A recent report by the International Crisis Group noted that jihadist groups have established a presence in the northern Tillabery region, close to Tongo Tongo, through targeted recruitment of young members of the Fulani community – one of the largest ethnic groups in west Africa comprising mostly herders – who are looking for ways to counter their ethnic rivals or protect their businesses or communities.
“All these armed movements demonstrate a genuine capacity to understand and adapt to local circumstances, and do so better than less-motivated capital-based elites or foreign ‘peacekeepers’ … Instead, jihadist groups are willing to settle down and are developing an expertise in manipulating local intra and intercommunal tensions,” the ICG said.
Extremist groups also provide limited services to some communities, most notably security, dispute resolution and rule of law.

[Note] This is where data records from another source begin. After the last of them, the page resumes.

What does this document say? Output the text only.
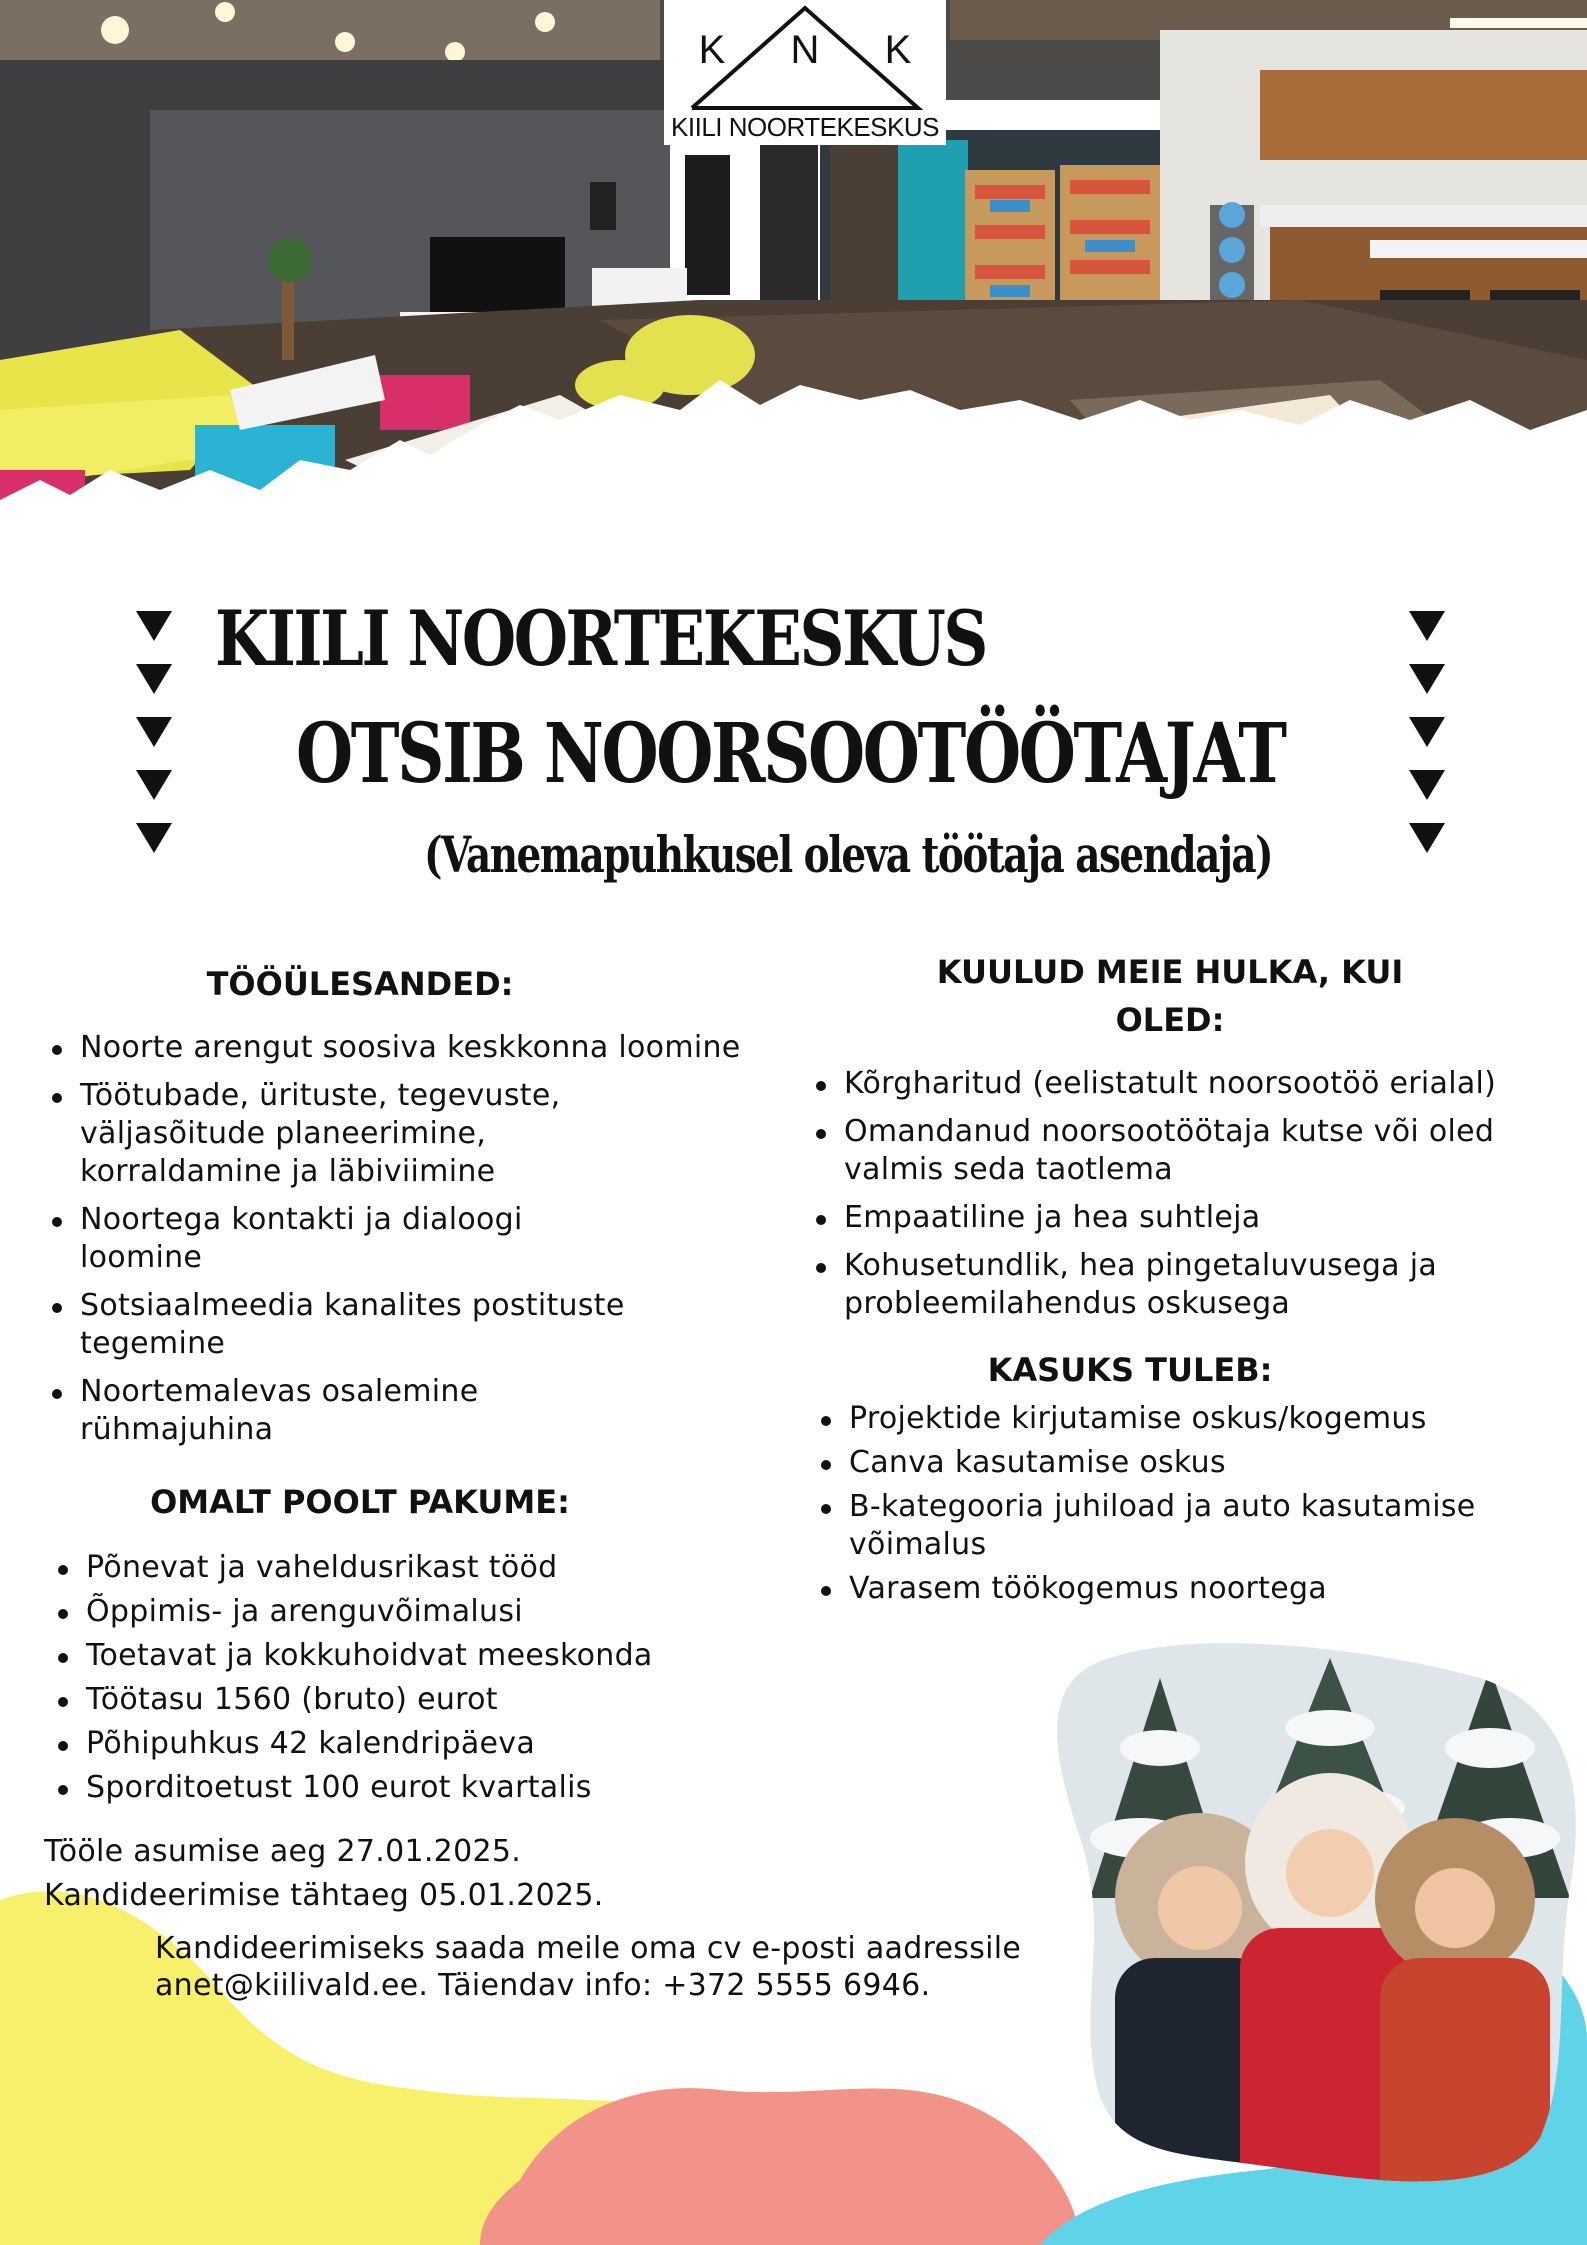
K N K
KIILI NOORTEKESKUS
KIILI NOORTEKESKUS
OTSIB NOORSOOTÖÖTAJAT
(Vanemapuhkusel oleva töötaja asendaja)
TÖÖÜLESANDED:
Noorte arengut soosiva keskkonna loomine
Töötubade, ürituste, tegevuste,
väljasõitude planeerimine,
korraldamine ja läbiviimine
Noortega kontakti ja dialoogi
loomine
Sotsiaalmeedia kanalites postituste
tegemine
Noortemalevas osalemine
rühmajuhina
OMALT POOLT PAKUME:
Põnevat ja vaheldusrikast tööd
Õppimis- ja arenguvõimalusi
Toetavat ja kokkuhoidvat meeskonda
Töötasu 1560 (bruto) eurot
Põhipuhkus 42 kalendripäeva
Sporditoetust 100 eurot kvartalis
KUULUD MEIE HULKA, KUI
OLED:
Kõrgharitud (eelistatult noorsootöö erialal)
Omandanud noorsootöötaja kutse või oled
valmis seda taotlema
Empaatiline ja hea suhtleja
Kohusetundlik, hea pingetaluvusega ja
probleemilahendus oskusega
KASUKS TULEB:
Projektide kirjutamise oskus/kogemus
Canva kasutamise oskus
B-kategooria juhiload ja auto kasutamise
võimalus
Varasem töökogemus noortega
Tööle asumise aeg 27.01.2025.
Kandideerimise tähtaeg 05.01.2025.
Kandideerimiseks saada meile oma cv e-posti aadressile
anet@kiilivald.ee. Täiendav info: +372 5555 6946.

In central Mali, jihadist groups offer protection to pastoralists, and take the sides of local communities in contests over scant resources with government representatives or local elites.
In this complex environment, western military units have to have significant autonomy in order to respond rapidly to local threats and conditions.
Reuters has reported that the US special forces soldiers abandoned, or at least extended, their more limited mission in Tongo Tongo when they learned of a raid nearby, deciding to engage the attackers themselves.
Former western special forces officers with firsthand knowledge of current operations in the Sahel said this account was “plausible”.
“Since [President] Trump took power, US forces deployed around the world have had a lot more room to manoeuvre. Decisions about when and what to engage have been devolved right down to unit level,” the former officer said. “Any soldier knows that if you give guys on the ground more independence, then they will be that much more aggressive and will take more risks.”